Department of Computer Engineering and Information Technology, Isfahan University of Technology, Isfahan 84156-83111, Iran.
J Theor Biol. 2012 Apr 7;298:122-30. doi: 10.1016/j.jtbi.2012.01.003. Epub 2012 Jan 12.
Given a set of aligned fragments, haplotype assembly is the problem of finding the haplotypes from which the fragments have been read. The problem is important because haplotypes contain SNP information, which is essential to many genomic analyses such as the analysis of potential association between certain diseases and genetic variations. The current state-of-the-art haplotype assembly algorithm, HapSAT, does not exploit genotype information and only receives a read matrix as input. However, the imminent importance of haplotypes and inexpensiveness of genotype information motivate for exploiting genotype information to obtain more accurate haplotypes. In this paper, an improved haplotype assembly method, xGenHapSAT, is proposed, which exploits xor genotype information for more accurate haplotype assembly. Xor genotype information is even less expensive than full genotype information, e.g., using the Denaturing High-Performance Liquid Chromatography (DHPLC) technique. It is shown that using this inexpensively obtainable information significantly improves the accuracy of the assembled haplotypes. In addition, a new, more efficient, Max-2-SAT formulation is adopted in xGenHapSAT, which, on average, increases the speed of the algorithm. Moreover, the proposed xGenHapSAT method replaces the current state-of-the-art haplotype assembly method based on genotype information. Finally, our state-of-the-art haplotype assembly software, HapSoft, which includes both xGenHapSAT and HapSAT, is made freely available for research purposes.

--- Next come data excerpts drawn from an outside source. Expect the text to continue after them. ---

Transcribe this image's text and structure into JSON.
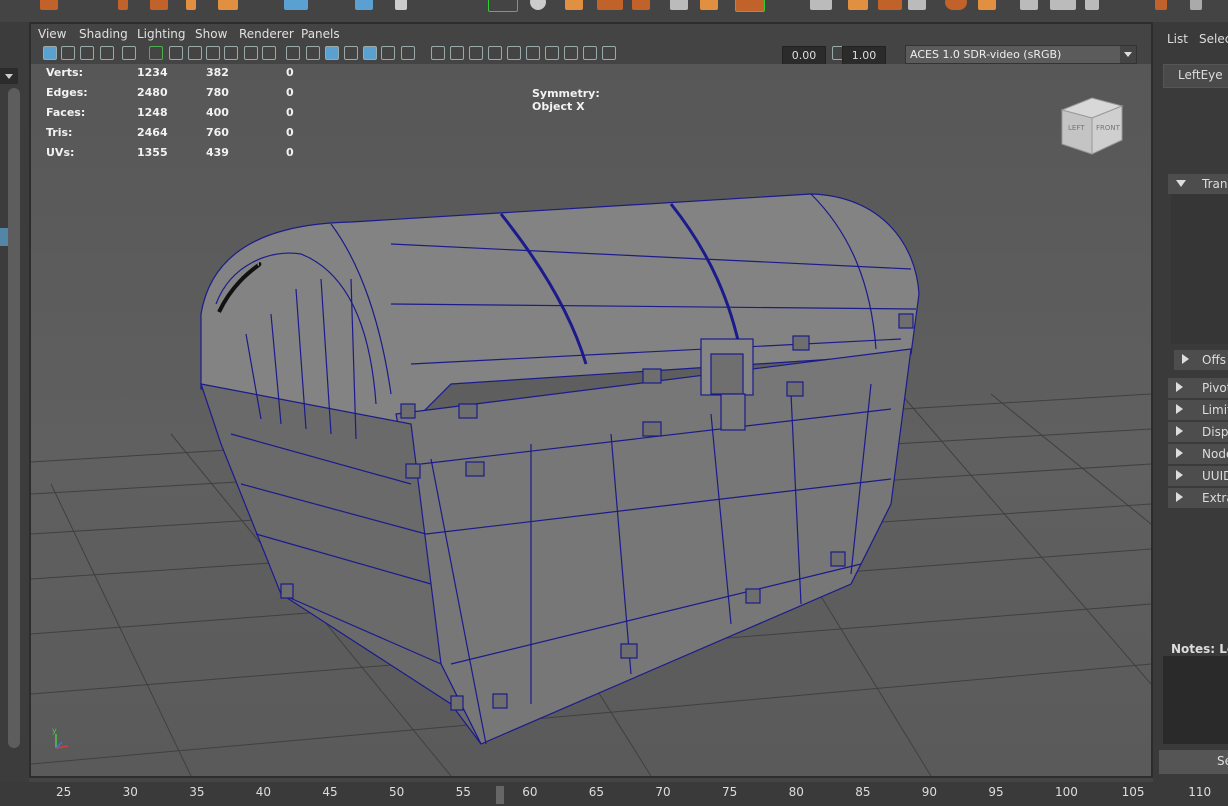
{
  "panel_menu": {
    "view": "View",
    "shading": "Shading",
    "lighting": "Lighting",
    "show": "Show",
    "renderer": "Renderer",
    "panels": "Panels"
  },
  "toolbar": {
    "exposure_value": "0.00",
    "gamma_value": "1.00",
    "color_space": "ACES 1.0 SDR-video (sRGB)",
    "icons": [
      "select-camera-icon",
      "camera-attributes-icon",
      "bookmark-icon",
      "image-plane-icon",
      "2d-pan-icon",
      "grease-pencil-icon",
      "grid-icon",
      "film-gate-icon",
      "resolution-gate-icon",
      "gate-mask-icon",
      "field-chart-icon",
      "safe-action-icon",
      "safe-title-icon",
      "wireframe-icon",
      "smooth-shade-icon",
      "default-material-icon",
      "wireframe-on-shaded-icon",
      "textured-icon",
      "lights-icon",
      "shadows-icon",
      "ambient-occlusion-icon",
      "motion-blur-icon",
      "anti-aliasing-icon",
      "depth-of-field-icon",
      "isolate-select-icon",
      "xray-icon",
      "xray-joints-icon",
      "backface-culling-icon",
      "exposure-icon",
      "gamma-icon",
      "color-management-icon"
    ]
  },
  "hud": {
    "symmetry": "Symmetry: Object X",
    "rows": [
      {
        "label": "Verts:",
        "a": "1234",
        "b": "382",
        "c": "0"
      },
      {
        "label": "Edges:",
        "a": "2480",
        "b": "780",
        "c": "0"
      },
      {
        "label": "Faces:",
        "a": "1248",
        "b": "400",
        "c": "0"
      },
      {
        "label": "Tris:",
        "a": "2464",
        "b": "760",
        "c": "0"
      },
      {
        "label": "UVs:",
        "a": "1355",
        "b": "439",
        "c": "0"
      }
    ]
  },
  "view_cube": {
    "left": "LEFT",
    "front": "FRONT"
  },
  "axis": {
    "y": "y"
  },
  "attribute_editor": {
    "tabs": [
      "List",
      "Selec"
    ],
    "node_tab": "LeftEye",
    "sections": [
      "Trans",
      "Offs",
      "Pivot",
      "Limit",
      "Displ",
      "Node",
      "UUID",
      "Extra"
    ],
    "notes_label": "Notes: Lef",
    "bottom_button": "Se"
  },
  "timeline": {
    "ticks": [
      "25",
      "30",
      "35",
      "40",
      "45",
      "50",
      "55",
      "60",
      "65",
      "70",
      "75",
      "80",
      "85",
      "90",
      "95",
      "100",
      "105",
      "110"
    ],
    "current_frame_marker": "55"
  },
  "colors": {
    "wire": "#1b1b8c",
    "mesh_face": "#7c7c7c",
    "viewport_bg": "#5c5c5c",
    "grid": "#3e3e3e"
  }
}
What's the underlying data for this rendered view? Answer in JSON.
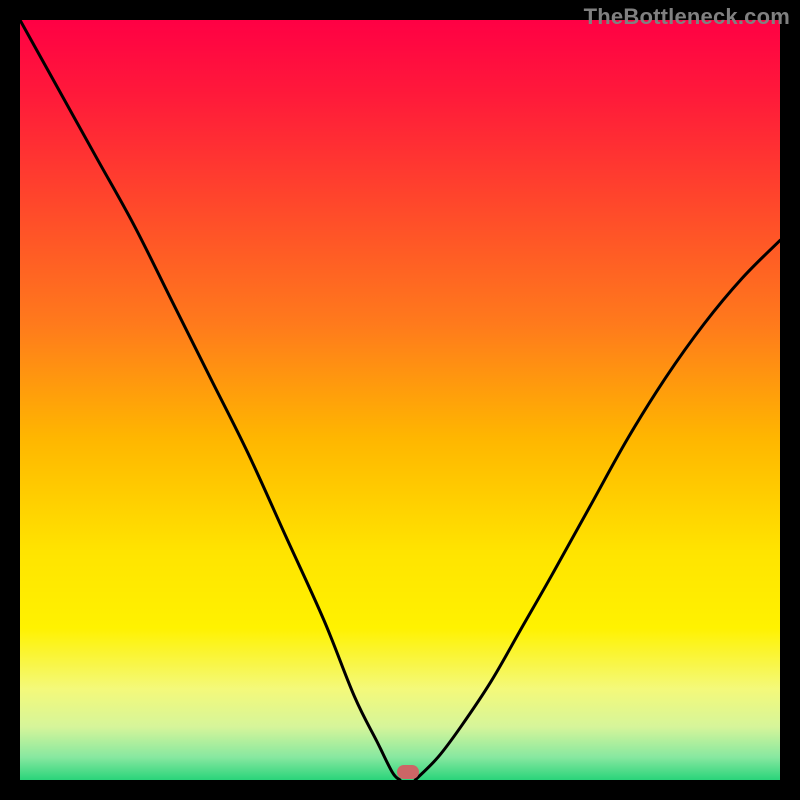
{
  "watermark": "TheBottleneck.com",
  "colors": {
    "frame": "#000000",
    "curve": "#000000",
    "marker": "#cc6666",
    "gradient_stops": [
      {
        "offset": 0.0,
        "color": "#ff0044"
      },
      {
        "offset": 0.1,
        "color": "#ff1a3a"
      },
      {
        "offset": 0.25,
        "color": "#ff4a2a"
      },
      {
        "offset": 0.4,
        "color": "#ff7a1c"
      },
      {
        "offset": 0.55,
        "color": "#ffb600"
      },
      {
        "offset": 0.7,
        "color": "#ffe400"
      },
      {
        "offset": 0.8,
        "color": "#fff200"
      },
      {
        "offset": 0.88,
        "color": "#f4f97a"
      },
      {
        "offset": 0.93,
        "color": "#d6f59a"
      },
      {
        "offset": 0.97,
        "color": "#87e8a0"
      },
      {
        "offset": 1.0,
        "color": "#2ad47a"
      }
    ]
  },
  "chart_data": {
    "type": "line",
    "title": "",
    "xlabel": "",
    "ylabel": "",
    "xlim": [
      0,
      100
    ],
    "ylim": [
      0,
      100
    ],
    "legend": false,
    "grid": false,
    "series": [
      {
        "name": "bottleneck-curve-left",
        "x": [
          0,
          5,
          10,
          15,
          20,
          25,
          30,
          35,
          40,
          44,
          47,
          49,
          50
        ],
        "y": [
          100,
          91,
          82,
          73,
          63,
          53,
          43,
          32,
          21,
          11,
          5,
          1,
          0
        ]
      },
      {
        "name": "bottleneck-curve-right",
        "x": [
          52,
          55,
          58,
          62,
          66,
          70,
          75,
          80,
          85,
          90,
          95,
          100
        ],
        "y": [
          0,
          3,
          7,
          13,
          20,
          27,
          36,
          45,
          53,
          60,
          66,
          71
        ]
      }
    ],
    "annotations": [
      {
        "name": "optimal-marker",
        "x": 51,
        "y": 1
      }
    ]
  }
}
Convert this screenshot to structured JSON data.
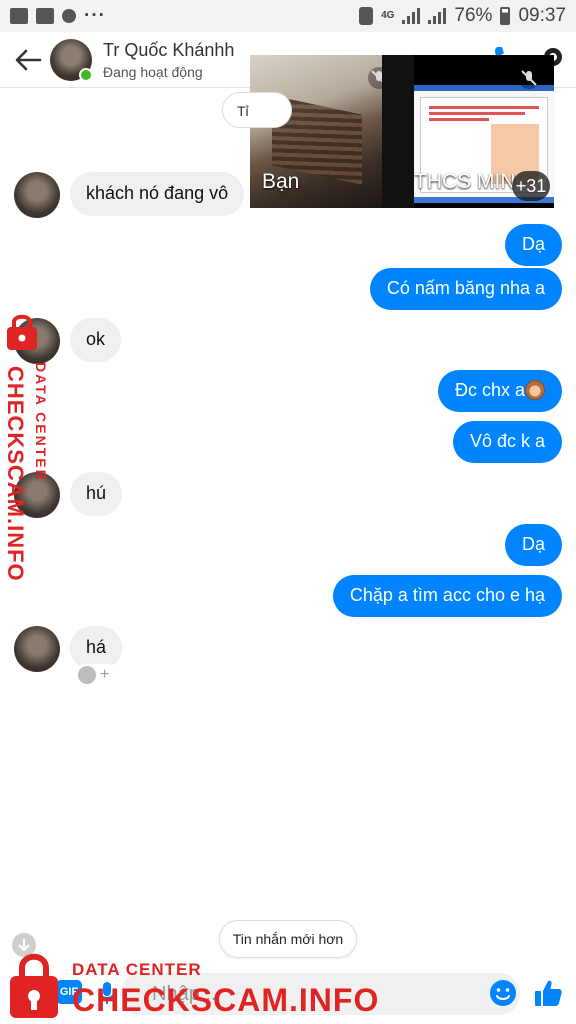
{
  "status_bar": {
    "network": "4G",
    "battery": "76%",
    "time": "09:37"
  },
  "header": {
    "contact_name": "Tr Quốc Khánhh",
    "status": "Đang hoạt động"
  },
  "call": {
    "self_label": "Bạn",
    "remote_label": "THCS MIN",
    "more_count": "+31"
  },
  "chat": {
    "date_pill": "Tỉ",
    "messages": [
      {
        "dir": "in",
        "text": "khách nó đang vô"
      },
      {
        "dir": "out",
        "text": "Dạ"
      },
      {
        "dir": "out",
        "text": "Có nấm băng nha a"
      },
      {
        "dir": "in",
        "text": "ok"
      },
      {
        "dir": "out",
        "text": "Đc chx a",
        "emoji": "woman-emoji"
      },
      {
        "dir": "out",
        "text": "Vô đc k a"
      },
      {
        "dir": "in",
        "text": "hú"
      },
      {
        "dir": "out",
        "text": "Dạ"
      },
      {
        "dir": "out",
        "text": "Chặp a tìm acc cho e hạ"
      },
      {
        "dir": "in",
        "text": "há"
      }
    ],
    "react_plus": "+"
  },
  "new_messages_label": "Tin nhắn mới hơn",
  "composer": {
    "gif_label": "GIF",
    "placeholder": "Nhập..."
  },
  "watermark": {
    "brand": "CHECKSCAM.INFO",
    "sub": "DATA CENTER",
    "color": "#e02323"
  },
  "colors": {
    "accent": "#0084ff",
    "online": "#42b72a",
    "incoming_bubble": "#f1f0f0"
  }
}
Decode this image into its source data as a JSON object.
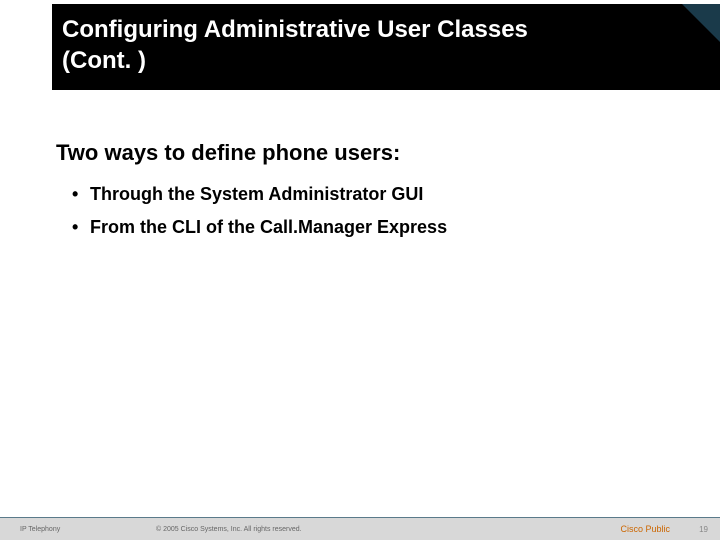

给定一组对齐的片段,单倍型组装就是从这些片段中找到单倍型的问题。这个问题很重要,因为单倍型包含 SNP 信息,这对于许多基因组分析是必不可少的,如某些疾病和遗传变异之间潜在关联的分析。当前最先进的单倍型组装算法 HapSAT 没有利用基因型信息,只接收一个读取矩阵作为输入。然而,单倍型的迫切重要性和基因型信息的低廉价格促使我们利用基因型信息来获得更准确的单倍型。在本文中,提出了一种改进的单倍型组装方法 xGenHapSAT,该方法利用异或基因型信息进行更准确的单倍型组装。异或基因型信息甚至比全基因型信息更便宜,例如使用变性高效液相色谱(DHPLC)技术。结果表明,利用这种廉价可得的信息可以显著提高组装单倍型的准确性。此外,在 xGenHapSAT 中采用了一种新的、更有效的 Max-2-SAT 公式,这平均提高了算法的速度。此外,所提出的 xGenHapSAT 方法取代了基于基因型信息的当前最先进的单倍型组装方法。最后,我们的最先进的单倍型组装软件 HapSoft,其中包括 xGenHapSAT 和 HapSAT,为研究目的免费提供。